Correction Vs. Bear Market
As previously reported, the Nasdaq is in correction territory. A correction is referred to as a market pullback between 10% and 19%. A bear market is a declining market that has fallen by 20% or more. the Russell 2000 (RUT) The small cap index fell about 20% to its intraday low on Monday, which would have put it in bearish territory. All other major indices, including the S&P500 (SPX) and Dow Jones Industrial Average ($DJI) are close to correction territory.
A correction can be quite healthy for stocks in that it helps weed out overvalued companies and allows other stocks to return to their average earnings, or in other words, to trade more in line with the actual growth of their profits. A bear market is different in that it tends to signal that there may be something wrong with the underlying economy. Stocks are generally said to be about six months ahead of the economy.
The VIX (Cboe Market Volatility Index) can be useful to signal a correction from a bear market by paying attention to certain levels. In 2021, market declines often reversed when the VIX was near 30 (see below). However, in 2020, this level was around 40. And this level of 40 dates back to the previous two decades. The dotcom bubble burst and the bear market bottomed out shortly after the VIX hit 40. But the credit crunch of 2008 changed everything. The VIX can now break above 40 during a correction, and the last two bear markets have seen highs around 90 before creating lows.
The world’s central banks don’t seem to be speaking the same language as the US Federal Reserve talking about tightening the US money supply.

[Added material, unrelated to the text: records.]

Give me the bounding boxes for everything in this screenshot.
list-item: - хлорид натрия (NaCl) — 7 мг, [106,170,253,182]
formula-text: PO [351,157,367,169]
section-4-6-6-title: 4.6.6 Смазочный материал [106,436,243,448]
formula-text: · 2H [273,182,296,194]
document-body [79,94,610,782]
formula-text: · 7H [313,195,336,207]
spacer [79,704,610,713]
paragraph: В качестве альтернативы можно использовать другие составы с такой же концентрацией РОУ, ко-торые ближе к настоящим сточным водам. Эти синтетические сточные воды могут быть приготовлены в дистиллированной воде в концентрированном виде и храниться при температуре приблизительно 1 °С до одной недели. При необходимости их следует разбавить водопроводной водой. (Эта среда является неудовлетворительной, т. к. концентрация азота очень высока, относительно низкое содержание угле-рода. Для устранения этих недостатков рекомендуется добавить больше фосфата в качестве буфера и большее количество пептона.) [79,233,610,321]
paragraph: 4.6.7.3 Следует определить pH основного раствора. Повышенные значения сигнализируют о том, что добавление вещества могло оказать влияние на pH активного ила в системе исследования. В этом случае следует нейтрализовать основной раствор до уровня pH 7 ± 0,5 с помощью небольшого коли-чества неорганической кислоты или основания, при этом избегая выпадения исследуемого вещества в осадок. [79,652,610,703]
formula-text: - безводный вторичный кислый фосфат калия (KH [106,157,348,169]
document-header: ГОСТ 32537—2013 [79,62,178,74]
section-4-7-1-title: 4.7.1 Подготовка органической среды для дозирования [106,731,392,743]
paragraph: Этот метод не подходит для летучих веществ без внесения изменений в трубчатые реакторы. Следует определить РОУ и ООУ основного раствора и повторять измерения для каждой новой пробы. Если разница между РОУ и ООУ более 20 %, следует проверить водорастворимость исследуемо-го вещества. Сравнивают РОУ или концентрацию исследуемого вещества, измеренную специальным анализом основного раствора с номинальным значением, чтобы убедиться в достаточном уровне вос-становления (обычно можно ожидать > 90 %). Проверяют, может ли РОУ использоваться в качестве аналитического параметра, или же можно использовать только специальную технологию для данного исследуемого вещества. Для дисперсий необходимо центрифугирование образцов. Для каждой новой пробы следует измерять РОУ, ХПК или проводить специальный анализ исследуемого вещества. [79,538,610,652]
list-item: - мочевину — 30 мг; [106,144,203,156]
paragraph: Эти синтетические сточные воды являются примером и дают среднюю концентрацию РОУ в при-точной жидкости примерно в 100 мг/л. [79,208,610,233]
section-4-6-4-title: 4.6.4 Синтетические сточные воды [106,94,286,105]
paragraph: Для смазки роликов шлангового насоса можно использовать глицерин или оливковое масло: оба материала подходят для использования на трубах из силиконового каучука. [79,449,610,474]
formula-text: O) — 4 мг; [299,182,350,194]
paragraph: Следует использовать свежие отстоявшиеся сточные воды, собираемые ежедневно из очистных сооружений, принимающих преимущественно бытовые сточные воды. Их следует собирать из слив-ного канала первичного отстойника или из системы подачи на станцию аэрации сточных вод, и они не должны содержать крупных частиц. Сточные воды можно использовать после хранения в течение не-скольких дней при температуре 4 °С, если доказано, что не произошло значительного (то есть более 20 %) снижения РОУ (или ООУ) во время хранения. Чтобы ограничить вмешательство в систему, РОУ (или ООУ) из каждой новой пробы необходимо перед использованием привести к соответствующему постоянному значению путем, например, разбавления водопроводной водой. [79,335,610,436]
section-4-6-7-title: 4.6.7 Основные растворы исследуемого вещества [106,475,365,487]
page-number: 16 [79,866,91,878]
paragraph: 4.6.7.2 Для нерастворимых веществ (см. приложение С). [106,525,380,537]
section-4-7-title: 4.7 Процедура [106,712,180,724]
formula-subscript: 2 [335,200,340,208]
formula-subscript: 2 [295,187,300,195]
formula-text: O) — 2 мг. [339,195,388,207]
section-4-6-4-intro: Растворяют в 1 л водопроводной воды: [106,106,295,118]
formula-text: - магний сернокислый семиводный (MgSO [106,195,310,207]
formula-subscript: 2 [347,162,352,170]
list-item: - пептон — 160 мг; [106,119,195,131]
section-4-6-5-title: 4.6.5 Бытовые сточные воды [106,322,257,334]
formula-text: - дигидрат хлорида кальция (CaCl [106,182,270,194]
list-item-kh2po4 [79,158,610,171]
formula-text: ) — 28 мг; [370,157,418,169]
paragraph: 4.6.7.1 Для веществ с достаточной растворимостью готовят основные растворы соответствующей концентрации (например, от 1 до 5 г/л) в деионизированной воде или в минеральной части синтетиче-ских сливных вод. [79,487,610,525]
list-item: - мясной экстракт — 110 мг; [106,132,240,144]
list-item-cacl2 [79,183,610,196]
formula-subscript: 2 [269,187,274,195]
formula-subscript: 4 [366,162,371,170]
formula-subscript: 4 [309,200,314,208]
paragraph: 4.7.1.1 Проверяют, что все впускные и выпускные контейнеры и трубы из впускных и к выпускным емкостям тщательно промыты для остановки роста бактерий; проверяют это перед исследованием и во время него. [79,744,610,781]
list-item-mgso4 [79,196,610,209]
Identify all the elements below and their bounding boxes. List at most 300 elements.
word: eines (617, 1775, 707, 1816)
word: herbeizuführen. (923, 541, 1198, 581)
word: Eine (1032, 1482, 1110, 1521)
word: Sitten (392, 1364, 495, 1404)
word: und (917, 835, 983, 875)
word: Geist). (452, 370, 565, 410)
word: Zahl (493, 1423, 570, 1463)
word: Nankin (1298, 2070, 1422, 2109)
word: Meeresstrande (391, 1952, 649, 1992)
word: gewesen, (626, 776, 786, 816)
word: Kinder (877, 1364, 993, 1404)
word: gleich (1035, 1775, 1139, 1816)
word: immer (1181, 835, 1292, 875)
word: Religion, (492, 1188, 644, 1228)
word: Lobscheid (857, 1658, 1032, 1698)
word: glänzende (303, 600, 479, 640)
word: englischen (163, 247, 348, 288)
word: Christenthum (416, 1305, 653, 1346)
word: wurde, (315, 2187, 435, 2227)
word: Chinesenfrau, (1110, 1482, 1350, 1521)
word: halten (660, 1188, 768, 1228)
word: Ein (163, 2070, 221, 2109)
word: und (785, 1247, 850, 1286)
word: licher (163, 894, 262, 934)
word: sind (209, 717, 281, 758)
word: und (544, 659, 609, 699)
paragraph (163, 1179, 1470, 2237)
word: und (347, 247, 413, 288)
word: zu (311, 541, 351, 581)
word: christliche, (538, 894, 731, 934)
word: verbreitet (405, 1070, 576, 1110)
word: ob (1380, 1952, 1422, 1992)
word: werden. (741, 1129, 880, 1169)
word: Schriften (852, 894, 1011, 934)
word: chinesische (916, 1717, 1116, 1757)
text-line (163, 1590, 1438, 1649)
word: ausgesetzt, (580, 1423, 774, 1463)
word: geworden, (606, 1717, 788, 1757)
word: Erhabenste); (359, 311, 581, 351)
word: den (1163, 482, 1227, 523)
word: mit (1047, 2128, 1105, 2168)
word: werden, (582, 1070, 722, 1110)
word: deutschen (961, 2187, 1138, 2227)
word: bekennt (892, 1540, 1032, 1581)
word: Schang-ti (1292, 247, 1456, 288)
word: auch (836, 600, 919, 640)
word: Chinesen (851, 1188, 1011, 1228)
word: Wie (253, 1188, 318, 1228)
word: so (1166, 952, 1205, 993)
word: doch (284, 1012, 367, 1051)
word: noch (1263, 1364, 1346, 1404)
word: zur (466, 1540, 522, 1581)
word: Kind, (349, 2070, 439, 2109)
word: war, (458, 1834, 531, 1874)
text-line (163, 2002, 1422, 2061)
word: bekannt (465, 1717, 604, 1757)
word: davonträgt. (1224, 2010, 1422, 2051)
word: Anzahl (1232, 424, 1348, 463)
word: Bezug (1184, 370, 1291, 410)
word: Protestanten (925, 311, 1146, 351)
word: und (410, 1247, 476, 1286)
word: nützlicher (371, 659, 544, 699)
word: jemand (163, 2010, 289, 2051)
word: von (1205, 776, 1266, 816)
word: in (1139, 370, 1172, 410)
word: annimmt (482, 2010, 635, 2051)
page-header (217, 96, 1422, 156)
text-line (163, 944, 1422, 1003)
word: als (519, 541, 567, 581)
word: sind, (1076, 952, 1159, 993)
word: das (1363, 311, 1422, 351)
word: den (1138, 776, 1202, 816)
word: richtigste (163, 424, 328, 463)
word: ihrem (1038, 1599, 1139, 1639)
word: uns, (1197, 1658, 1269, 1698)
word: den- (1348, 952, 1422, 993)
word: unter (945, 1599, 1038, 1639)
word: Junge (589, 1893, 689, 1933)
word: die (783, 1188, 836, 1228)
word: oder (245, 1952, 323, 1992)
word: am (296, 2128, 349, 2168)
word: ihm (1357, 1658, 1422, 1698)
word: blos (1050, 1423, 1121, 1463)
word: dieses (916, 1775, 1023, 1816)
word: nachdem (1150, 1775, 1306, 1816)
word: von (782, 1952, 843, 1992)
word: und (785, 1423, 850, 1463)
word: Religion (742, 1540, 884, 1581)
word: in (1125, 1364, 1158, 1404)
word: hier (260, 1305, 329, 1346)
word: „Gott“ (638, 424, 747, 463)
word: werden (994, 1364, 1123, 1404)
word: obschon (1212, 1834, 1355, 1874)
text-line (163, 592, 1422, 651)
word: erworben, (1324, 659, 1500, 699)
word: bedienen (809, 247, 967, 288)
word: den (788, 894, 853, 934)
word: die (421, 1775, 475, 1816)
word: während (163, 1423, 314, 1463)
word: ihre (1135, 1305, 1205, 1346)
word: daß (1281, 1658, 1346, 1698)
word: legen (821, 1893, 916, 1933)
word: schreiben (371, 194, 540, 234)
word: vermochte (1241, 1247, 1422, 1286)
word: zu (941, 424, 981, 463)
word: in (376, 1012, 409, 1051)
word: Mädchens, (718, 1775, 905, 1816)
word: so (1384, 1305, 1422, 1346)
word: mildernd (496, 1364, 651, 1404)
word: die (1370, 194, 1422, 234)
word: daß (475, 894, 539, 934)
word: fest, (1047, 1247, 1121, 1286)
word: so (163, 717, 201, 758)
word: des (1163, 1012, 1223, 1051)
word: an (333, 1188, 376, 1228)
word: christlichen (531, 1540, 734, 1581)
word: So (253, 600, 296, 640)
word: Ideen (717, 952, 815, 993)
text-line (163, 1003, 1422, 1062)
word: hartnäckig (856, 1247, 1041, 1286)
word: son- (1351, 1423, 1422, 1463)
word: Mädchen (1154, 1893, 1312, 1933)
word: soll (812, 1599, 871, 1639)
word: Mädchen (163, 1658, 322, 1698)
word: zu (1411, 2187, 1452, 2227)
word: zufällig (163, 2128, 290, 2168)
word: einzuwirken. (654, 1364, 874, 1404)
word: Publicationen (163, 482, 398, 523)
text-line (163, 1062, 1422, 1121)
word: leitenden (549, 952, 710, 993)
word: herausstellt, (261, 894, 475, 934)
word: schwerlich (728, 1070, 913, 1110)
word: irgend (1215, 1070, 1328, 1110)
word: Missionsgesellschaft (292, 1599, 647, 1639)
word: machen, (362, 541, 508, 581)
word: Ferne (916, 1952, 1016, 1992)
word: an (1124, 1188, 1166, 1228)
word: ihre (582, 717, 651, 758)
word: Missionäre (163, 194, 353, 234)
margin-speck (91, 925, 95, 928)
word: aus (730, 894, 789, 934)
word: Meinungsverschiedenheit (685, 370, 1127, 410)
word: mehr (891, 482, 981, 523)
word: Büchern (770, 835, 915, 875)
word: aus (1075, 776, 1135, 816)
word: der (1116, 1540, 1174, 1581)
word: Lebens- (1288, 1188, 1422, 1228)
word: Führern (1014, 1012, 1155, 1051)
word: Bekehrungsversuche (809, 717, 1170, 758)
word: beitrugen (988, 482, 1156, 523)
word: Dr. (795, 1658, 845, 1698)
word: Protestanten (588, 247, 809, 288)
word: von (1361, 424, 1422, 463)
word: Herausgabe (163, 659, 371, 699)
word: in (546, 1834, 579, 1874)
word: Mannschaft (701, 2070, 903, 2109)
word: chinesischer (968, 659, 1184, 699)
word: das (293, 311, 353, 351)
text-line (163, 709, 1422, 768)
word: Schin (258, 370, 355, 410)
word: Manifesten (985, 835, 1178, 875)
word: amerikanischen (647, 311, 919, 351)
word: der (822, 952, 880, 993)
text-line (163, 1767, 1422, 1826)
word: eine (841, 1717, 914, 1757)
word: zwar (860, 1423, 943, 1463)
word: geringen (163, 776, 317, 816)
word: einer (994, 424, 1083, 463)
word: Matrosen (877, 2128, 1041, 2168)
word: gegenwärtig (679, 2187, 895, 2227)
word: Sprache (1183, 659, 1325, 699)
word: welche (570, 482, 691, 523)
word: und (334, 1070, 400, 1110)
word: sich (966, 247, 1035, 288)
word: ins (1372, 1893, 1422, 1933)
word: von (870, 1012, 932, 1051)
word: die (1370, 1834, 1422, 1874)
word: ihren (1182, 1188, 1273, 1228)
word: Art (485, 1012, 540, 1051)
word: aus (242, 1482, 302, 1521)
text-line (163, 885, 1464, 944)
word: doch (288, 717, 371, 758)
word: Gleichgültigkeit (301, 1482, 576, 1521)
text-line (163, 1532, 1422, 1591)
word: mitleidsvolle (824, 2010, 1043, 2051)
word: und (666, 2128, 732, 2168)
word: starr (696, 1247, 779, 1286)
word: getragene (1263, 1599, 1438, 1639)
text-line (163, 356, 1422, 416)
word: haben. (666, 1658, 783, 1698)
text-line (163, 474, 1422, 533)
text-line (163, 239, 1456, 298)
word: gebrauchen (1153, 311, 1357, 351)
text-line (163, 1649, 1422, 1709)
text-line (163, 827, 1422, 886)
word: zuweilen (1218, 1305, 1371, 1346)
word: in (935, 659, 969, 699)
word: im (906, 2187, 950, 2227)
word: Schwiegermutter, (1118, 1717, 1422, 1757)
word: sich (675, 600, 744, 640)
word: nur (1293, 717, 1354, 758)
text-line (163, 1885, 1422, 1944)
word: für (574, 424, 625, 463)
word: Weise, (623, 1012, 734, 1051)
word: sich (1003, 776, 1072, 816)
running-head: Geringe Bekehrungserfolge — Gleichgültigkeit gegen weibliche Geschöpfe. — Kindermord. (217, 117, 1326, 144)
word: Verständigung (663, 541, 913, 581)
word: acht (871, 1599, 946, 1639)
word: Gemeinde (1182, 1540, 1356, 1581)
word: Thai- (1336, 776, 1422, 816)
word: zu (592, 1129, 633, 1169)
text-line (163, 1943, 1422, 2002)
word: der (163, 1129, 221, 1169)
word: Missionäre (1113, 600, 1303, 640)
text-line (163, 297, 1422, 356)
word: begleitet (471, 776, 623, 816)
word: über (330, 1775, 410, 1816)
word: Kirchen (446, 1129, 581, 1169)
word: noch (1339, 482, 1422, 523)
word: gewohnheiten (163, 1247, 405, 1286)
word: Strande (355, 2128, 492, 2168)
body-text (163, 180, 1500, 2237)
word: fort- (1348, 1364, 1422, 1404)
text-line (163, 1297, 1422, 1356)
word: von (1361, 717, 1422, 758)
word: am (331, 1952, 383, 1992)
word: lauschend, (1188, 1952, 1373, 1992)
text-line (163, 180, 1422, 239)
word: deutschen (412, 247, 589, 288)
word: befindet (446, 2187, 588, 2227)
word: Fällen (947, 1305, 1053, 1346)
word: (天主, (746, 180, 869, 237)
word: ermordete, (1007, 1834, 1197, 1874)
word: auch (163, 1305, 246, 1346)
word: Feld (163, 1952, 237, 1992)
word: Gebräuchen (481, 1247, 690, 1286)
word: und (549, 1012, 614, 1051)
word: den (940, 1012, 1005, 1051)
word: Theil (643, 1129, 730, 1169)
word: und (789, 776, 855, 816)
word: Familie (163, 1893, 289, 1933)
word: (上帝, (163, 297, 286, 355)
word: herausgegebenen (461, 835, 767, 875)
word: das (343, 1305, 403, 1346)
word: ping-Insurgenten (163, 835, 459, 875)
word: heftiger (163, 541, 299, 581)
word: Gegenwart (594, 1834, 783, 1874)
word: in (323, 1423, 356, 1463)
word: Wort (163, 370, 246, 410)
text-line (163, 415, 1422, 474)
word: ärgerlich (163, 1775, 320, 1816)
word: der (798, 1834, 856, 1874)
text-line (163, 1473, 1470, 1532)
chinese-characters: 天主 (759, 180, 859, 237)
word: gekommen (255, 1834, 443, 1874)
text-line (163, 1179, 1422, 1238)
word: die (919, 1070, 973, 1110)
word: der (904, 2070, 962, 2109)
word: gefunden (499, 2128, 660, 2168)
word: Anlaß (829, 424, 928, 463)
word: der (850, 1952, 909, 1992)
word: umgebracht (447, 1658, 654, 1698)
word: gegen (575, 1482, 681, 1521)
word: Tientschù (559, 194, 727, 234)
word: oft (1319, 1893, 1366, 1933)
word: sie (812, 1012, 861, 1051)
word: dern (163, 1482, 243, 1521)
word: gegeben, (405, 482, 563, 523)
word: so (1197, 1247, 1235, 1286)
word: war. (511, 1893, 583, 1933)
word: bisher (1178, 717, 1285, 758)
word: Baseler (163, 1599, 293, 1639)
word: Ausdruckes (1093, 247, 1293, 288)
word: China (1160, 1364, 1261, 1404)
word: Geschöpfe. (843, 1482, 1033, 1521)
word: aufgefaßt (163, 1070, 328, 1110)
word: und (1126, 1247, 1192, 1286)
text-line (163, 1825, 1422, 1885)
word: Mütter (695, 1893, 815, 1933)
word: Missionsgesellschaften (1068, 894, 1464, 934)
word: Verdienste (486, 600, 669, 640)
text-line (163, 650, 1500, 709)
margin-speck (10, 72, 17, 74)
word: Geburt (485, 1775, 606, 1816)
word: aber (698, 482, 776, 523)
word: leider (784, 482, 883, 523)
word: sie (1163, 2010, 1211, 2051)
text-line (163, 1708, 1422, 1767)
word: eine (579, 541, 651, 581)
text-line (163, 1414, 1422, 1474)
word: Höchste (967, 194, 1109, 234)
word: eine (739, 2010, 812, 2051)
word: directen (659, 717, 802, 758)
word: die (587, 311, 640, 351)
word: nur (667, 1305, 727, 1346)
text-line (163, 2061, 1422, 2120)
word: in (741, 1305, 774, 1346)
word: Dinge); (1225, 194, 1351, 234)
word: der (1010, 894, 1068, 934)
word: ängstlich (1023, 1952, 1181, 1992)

European central banks are holding back their tightening for as long as possible. And Asian central banks are increasing their money supply to stimulate their economies.
The Federal Reserve is meeting this week to discuss its monetary policy plans. The Fed has significantly scaled back its bond-buying stimulus efforts and is expected to abandon them altogether by March. Next, markets expect the Fed to raise the policy rate by a quarter point in March. Indeed, the Fed fears that the higher inflation rate will become structural and not transitory.
European Central Bank President Christine Lagarde has rejected calls to raise rates to tackle soaring inflation and prefers to wait for inflation problems to correct themselves as chain bottlenecks erupt. supplies open and growers get back to work when the COVID-19 restriction is lifted in Europe. The biggest price increases are due to energy prices, so getting through the winter months could also be a big help. Lagarde said an important difference is that Europe doesn’t see the “excess demand” that the United States is experiencing.
Last week, the People’s Bank of China lowered several different interest rates in an attempt to spur economic growth. China is not experiencing the same degree of inflation as consumer spending has slowed, regulations have tightened and the housing sector is struggling. The housing market has been troubled by excessive borrowing from home builders and they now have to refinance the debt to lower levels, so that it becomes more usable.
These conditions are likely to push the US dollar higher, which has normally held back large- and mega-cap international companies and helped small-cap domestic companies. Perhaps the rally led by small caps this morning is a good sign that investors recognize the favorable position of the group.